Any ways bring down LE Staging manually for testing?

Hi,

Are there any possible ways to bring down LE Staging environment for few seconds(or certain time) to test transient error handling scenarios on our service?

We tried with Pebble which I can manually bring down for testing but the problem I faced here is PEBBLE IS STATELESS and does not hold any data about the order that I placed before I brought it down so it fails to continue processing the order.

Please post your thoughts/solutions.

you can mess with your routes. or with your outgoing firewall.

but LE staging is on cloudflare, do you really want to do that?

3 Likes

Or DNS. You could simply add the staging URI in /etc/hosts/ to point to localhost or a non-existing (private) IP address.

4 Likes

I thought about it. But DNS is aggressively cached.

3 Likes

Which make it more realistic to begin with :smiley:

4 Likes

Yeah, you can simulate prolonged outages but not network errors and the like.

Once you have the IP, dns isn't called again.

3 Likes

I would recommend resolving the staging API hostname to a specific (private) IP address and manage routing stuff like you recommended earlier on that specific IP address. So other services can make use of Cloudflare without being affected by the tests for staging.
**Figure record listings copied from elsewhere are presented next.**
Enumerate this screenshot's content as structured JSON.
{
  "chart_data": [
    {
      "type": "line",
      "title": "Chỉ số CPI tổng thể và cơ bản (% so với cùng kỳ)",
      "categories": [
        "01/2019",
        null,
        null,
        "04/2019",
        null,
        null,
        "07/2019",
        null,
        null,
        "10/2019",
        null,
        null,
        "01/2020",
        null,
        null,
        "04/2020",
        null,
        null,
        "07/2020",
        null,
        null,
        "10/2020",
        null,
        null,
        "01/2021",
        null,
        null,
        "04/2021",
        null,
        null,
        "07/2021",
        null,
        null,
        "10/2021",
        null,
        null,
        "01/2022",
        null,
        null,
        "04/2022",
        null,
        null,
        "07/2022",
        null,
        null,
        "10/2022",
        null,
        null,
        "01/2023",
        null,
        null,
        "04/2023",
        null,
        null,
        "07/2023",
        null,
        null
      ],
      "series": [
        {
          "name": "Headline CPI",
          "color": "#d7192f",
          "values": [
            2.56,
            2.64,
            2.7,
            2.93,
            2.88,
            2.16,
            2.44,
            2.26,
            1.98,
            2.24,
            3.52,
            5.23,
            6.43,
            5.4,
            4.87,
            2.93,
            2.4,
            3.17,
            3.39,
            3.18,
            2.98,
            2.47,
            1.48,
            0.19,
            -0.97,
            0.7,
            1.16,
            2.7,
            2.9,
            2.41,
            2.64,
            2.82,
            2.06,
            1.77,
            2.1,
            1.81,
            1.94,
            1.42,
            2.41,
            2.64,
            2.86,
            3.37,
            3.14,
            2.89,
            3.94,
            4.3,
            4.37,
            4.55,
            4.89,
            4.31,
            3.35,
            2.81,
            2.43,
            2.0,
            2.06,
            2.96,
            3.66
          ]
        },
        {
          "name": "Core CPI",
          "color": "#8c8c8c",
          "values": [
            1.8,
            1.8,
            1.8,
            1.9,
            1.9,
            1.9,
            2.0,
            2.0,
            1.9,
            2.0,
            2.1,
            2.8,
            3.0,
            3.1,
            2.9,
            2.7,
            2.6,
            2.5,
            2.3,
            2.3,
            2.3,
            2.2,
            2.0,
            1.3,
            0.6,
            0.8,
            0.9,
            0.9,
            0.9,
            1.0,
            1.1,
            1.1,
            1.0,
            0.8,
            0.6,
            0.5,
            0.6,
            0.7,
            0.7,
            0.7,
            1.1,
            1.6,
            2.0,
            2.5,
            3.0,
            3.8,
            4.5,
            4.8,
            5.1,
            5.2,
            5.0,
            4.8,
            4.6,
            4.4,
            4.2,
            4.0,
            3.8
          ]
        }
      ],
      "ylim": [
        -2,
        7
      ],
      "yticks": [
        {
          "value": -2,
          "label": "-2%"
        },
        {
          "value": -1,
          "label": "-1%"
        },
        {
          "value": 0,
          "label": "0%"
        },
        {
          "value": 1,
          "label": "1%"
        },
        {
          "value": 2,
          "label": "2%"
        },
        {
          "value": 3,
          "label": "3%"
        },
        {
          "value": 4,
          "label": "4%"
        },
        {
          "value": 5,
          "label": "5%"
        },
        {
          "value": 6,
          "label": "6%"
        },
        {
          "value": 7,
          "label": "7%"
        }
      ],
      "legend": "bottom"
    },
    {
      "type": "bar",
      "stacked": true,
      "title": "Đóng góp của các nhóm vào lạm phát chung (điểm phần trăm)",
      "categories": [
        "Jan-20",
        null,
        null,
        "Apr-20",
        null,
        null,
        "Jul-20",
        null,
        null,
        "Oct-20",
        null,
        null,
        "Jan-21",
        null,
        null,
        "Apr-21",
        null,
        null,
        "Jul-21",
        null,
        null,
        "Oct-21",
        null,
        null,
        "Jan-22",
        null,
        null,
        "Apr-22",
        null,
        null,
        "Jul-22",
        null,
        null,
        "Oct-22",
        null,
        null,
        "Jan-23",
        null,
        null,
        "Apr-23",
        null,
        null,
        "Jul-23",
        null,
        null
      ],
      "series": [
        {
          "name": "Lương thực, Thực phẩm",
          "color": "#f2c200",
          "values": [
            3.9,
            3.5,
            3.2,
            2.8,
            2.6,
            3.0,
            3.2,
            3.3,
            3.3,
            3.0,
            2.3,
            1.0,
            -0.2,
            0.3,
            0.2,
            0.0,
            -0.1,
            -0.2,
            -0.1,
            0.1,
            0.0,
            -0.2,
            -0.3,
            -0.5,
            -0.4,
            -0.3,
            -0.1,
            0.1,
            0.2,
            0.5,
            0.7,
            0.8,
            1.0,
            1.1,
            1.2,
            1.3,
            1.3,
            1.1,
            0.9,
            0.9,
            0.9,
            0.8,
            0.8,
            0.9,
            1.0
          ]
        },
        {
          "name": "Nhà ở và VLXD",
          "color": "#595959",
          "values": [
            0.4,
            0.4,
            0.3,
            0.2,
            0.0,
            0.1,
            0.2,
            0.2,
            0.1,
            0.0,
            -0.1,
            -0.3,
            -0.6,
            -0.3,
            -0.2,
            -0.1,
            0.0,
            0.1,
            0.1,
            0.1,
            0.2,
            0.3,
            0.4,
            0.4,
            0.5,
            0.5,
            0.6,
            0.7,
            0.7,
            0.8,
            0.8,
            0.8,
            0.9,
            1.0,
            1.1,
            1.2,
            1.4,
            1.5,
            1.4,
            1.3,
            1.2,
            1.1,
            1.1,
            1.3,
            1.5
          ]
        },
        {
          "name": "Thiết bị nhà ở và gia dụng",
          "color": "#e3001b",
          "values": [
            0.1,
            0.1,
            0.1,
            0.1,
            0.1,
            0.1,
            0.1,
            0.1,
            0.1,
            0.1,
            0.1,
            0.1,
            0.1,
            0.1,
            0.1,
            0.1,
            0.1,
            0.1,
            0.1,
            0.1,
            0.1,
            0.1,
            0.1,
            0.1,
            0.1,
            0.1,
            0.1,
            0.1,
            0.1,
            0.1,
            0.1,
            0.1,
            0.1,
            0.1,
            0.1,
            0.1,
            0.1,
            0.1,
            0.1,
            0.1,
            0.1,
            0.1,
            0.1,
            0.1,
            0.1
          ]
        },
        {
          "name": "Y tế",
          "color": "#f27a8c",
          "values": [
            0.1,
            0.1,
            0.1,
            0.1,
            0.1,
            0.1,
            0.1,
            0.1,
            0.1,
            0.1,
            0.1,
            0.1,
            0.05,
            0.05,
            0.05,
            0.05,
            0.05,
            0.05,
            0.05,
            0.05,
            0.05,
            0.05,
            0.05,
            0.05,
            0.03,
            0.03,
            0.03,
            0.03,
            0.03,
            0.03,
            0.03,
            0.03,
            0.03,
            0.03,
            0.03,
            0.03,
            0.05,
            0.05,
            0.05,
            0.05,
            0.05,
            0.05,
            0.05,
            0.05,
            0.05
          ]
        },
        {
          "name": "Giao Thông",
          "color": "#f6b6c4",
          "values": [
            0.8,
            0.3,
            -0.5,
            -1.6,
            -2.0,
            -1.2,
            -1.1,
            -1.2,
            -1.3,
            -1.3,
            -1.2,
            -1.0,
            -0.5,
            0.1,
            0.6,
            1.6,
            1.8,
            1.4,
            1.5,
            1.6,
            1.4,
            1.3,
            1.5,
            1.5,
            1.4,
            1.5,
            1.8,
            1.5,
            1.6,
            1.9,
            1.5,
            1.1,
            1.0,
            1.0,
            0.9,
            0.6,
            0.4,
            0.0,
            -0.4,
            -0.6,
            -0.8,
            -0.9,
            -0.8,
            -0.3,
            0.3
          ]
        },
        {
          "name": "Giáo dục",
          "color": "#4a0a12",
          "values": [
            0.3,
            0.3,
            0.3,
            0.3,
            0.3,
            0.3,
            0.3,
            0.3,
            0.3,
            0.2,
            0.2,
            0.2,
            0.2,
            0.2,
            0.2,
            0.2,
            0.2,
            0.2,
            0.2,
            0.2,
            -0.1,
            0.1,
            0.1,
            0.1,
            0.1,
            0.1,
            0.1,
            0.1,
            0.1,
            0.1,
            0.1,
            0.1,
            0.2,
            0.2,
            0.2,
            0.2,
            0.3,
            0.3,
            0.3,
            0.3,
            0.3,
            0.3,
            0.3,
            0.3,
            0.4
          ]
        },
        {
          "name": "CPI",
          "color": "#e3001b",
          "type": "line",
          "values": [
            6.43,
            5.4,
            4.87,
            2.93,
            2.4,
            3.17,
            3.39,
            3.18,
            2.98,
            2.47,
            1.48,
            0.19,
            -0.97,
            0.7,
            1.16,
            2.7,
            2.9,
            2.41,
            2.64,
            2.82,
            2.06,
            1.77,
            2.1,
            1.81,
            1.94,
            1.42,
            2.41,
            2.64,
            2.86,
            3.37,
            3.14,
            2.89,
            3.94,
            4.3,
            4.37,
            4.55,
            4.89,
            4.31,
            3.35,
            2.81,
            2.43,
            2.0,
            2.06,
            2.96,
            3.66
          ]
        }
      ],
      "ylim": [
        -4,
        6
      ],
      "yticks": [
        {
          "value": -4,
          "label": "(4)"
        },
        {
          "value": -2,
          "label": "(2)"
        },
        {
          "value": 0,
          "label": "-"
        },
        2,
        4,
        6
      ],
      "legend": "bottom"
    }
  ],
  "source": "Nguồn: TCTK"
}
That's not true, not in my case anyway. I can add hosts to /etc/hosts and the DNS resolving quickly changes to the new IP addresses. Perhaps my local DNS cache is very short, I dunno. YMMV.

4 Likes

I wasn't talking of the cache.

I don't think certbot will ask more than once per run, and I wanted to drop the connection after the dns resolution but before order finalization. :smiley:

3 Likes

I'm pretty famous for bringing the LE staging environment down, whether or not I intend to.

14 Likes

Sounds like you are good at finding unintended features of the LE Staging environment. :rofl:
Not a bad skill to have, remember with "great power comes greater responsibility".

5 Likes

I’ve used GitHub - Shopify/toxiproxy: A TCP proxy to simulate network and system conditions for chaos and resiliency testing in the past to simulate this sort of thing

10 Likes

What I'd do is put a proxy in front of Pebble and configure it to return 500s when you want it to. A simple way would be, when you want it to be 'down', put the wrong address in the proxy field so it doesn't actually reach Pebble. Reconfiguring or restarting the proxy won't reset Pebble.

10 Likes

I solve everything with firewalls [LOL]

I would make a deny rule (above my accept rule) that kicks in on only specific hours of the day (or on certain days of the week).
That way you can predetermine and structurally schedule all your random outages - LOL

In this "example", we can see how access to all defined LE networks can be dropped at midnight and four AM (for one hour) and also during the weekend [48 hours - all Saturday and Sunday]

7 Likes

As @osiris suggested, any easy method to simulate a particular resource being unavailable is to append/remove to your hosts file with a fake IP for the host. You didn't mention what your test environment is so I'm guessing it's a linux based CI/CD platform.

5 Likes

FWIW, nginx will let you test the existence of a file (and other objects) on the operating system during the request, and act appropriately (docs):

if (-f /path/to/semaphore) {}  # file exists
if (!-f /path/to/semaphore) {}  # file doesn't exist

This is a lightweight check, because it's leverages some operating system caching. It's often used to set a "downtime" flag, but I use it often on tests -- you can just return a custom error for a flag.

Another option is to use OpenResty, which is a fork of Nginx that integrates server-side scripting with Lua. It would be trivial to create an endpoint to toggle "proxy on/off", and with a bit more work you could simulate custom network conditions. I have several test systems that use this approach.

8 Likes

Yeah, nginx's file existence test is nice. I also use it (for maintenance mostly), but always remember: If is evil, so be careful how to use it.

8 Likes

This topic was automatically closed 30 days after the last reply. New replies are no longer allowed.